Patricia trabalha na como especialista em segurança na embaixada dos Estados Unidos. Seu marido é corretor de seguros. Eles têm dois filhos, um veículo por pessoa, uma empregada doméstica e moram numa casa de 240m2, construída num terreno de mil metros quadrados em Lo Barnechea, um bairro de classe alta de Santiago. Estão entre os 11,3% dos moradores de Santiago que não enfrentam problemas. Os filhos freqüentaram o Redland School, um colégio particular que cobra 550 euros por mês. As mensalidades da universidade custaram outro tanto.
"Quando os filhos começaram a fazer férias sozinhos e a alugar casa de praia com amigos, nós começamos a viajar. Geralmente vamos três semanas à Europa e depois ficamos aqui por perto", conta Patricia.

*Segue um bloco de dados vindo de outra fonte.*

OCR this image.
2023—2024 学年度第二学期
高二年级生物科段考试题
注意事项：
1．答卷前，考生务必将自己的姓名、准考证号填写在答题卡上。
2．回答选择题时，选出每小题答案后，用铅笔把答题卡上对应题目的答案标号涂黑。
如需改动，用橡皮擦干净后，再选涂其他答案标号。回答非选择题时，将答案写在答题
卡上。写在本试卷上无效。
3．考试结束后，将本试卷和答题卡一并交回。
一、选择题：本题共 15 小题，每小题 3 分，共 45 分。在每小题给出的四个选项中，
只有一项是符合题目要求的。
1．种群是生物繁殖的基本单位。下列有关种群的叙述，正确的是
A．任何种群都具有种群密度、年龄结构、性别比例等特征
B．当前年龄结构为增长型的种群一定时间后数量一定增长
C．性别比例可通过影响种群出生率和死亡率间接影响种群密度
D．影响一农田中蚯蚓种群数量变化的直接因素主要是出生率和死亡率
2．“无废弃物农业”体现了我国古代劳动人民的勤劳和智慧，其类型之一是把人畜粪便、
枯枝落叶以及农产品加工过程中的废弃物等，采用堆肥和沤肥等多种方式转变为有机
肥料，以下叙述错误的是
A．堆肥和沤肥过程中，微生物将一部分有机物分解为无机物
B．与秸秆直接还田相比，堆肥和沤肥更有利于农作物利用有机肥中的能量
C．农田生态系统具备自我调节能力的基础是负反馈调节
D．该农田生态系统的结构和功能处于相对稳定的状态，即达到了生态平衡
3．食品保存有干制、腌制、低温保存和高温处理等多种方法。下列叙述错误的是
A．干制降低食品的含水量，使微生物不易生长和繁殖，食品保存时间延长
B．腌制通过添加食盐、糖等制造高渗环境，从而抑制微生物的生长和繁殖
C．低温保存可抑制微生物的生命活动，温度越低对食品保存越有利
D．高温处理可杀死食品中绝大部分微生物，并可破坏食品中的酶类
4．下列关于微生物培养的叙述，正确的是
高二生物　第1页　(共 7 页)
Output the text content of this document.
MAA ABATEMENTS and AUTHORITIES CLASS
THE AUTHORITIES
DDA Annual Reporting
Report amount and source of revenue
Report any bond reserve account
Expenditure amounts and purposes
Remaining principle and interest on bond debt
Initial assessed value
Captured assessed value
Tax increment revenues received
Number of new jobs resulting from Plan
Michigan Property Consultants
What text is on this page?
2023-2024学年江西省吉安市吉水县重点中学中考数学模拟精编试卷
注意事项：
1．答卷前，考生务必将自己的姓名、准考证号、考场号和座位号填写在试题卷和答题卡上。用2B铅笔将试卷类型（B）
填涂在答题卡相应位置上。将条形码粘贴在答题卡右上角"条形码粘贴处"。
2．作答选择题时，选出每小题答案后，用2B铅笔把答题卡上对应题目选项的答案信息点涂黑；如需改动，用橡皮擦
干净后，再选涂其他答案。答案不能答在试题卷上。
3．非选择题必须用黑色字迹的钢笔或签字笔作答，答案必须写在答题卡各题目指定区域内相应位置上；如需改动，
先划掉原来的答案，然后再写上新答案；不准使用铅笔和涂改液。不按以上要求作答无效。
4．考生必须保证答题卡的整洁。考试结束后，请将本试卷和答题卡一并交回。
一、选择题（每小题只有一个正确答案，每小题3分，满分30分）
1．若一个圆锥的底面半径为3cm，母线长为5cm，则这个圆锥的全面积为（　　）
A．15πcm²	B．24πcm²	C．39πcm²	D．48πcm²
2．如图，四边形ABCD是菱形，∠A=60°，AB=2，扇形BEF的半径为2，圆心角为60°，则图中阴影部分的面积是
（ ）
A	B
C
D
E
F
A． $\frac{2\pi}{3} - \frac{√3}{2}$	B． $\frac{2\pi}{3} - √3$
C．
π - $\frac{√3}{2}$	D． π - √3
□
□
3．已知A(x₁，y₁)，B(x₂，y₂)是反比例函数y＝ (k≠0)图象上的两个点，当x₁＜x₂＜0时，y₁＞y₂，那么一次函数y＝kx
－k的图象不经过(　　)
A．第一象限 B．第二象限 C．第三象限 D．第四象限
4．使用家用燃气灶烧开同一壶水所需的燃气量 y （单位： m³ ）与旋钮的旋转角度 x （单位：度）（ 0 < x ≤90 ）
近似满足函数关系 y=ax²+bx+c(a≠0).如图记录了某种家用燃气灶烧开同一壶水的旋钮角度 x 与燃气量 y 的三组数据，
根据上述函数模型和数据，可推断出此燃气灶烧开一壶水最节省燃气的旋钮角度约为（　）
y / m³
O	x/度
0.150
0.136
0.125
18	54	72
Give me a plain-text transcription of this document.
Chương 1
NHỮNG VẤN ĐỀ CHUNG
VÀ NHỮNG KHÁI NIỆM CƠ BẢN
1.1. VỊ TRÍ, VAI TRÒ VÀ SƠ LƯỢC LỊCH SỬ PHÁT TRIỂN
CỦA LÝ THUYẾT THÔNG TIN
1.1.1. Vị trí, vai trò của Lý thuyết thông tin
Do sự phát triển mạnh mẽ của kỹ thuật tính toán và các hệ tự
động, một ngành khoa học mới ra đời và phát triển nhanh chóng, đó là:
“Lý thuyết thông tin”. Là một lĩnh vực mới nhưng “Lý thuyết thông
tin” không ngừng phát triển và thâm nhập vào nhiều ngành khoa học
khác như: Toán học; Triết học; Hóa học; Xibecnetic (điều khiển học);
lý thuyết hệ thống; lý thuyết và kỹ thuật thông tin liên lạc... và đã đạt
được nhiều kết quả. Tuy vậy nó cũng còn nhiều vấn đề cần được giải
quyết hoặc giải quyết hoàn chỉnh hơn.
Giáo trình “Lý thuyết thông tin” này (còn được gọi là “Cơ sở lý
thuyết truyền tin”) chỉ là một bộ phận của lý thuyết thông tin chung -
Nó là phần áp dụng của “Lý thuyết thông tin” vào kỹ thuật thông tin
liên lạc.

Ela considera positivas as privatizações feitas nas últimas décadas. "O Estado é um mau gestor. Mas nem tudo pode ficar nas mãos do setor privado porque alguém precisa se preocupar com a população de baixa renda", diz. Patricia não é a única que defende esta opinião, que reserva ao Estado o papel de "abrigo dos indigentes". "Onde se notou uma mudança nos últimos 30 anos é que não se vê mais gente mal vestida ou mendigando nas ruas, o que me choca muito em outros países", afirma Patricia.
Certamente porque nesta cidade de seis milhões de habitantes cada qual vive em seu reduto. Gema, por exemplo, nunca foi ao centro de Santiago nem ao bairro Lo Barnechea. Ela fica apenas imaginando como vivem os ricos.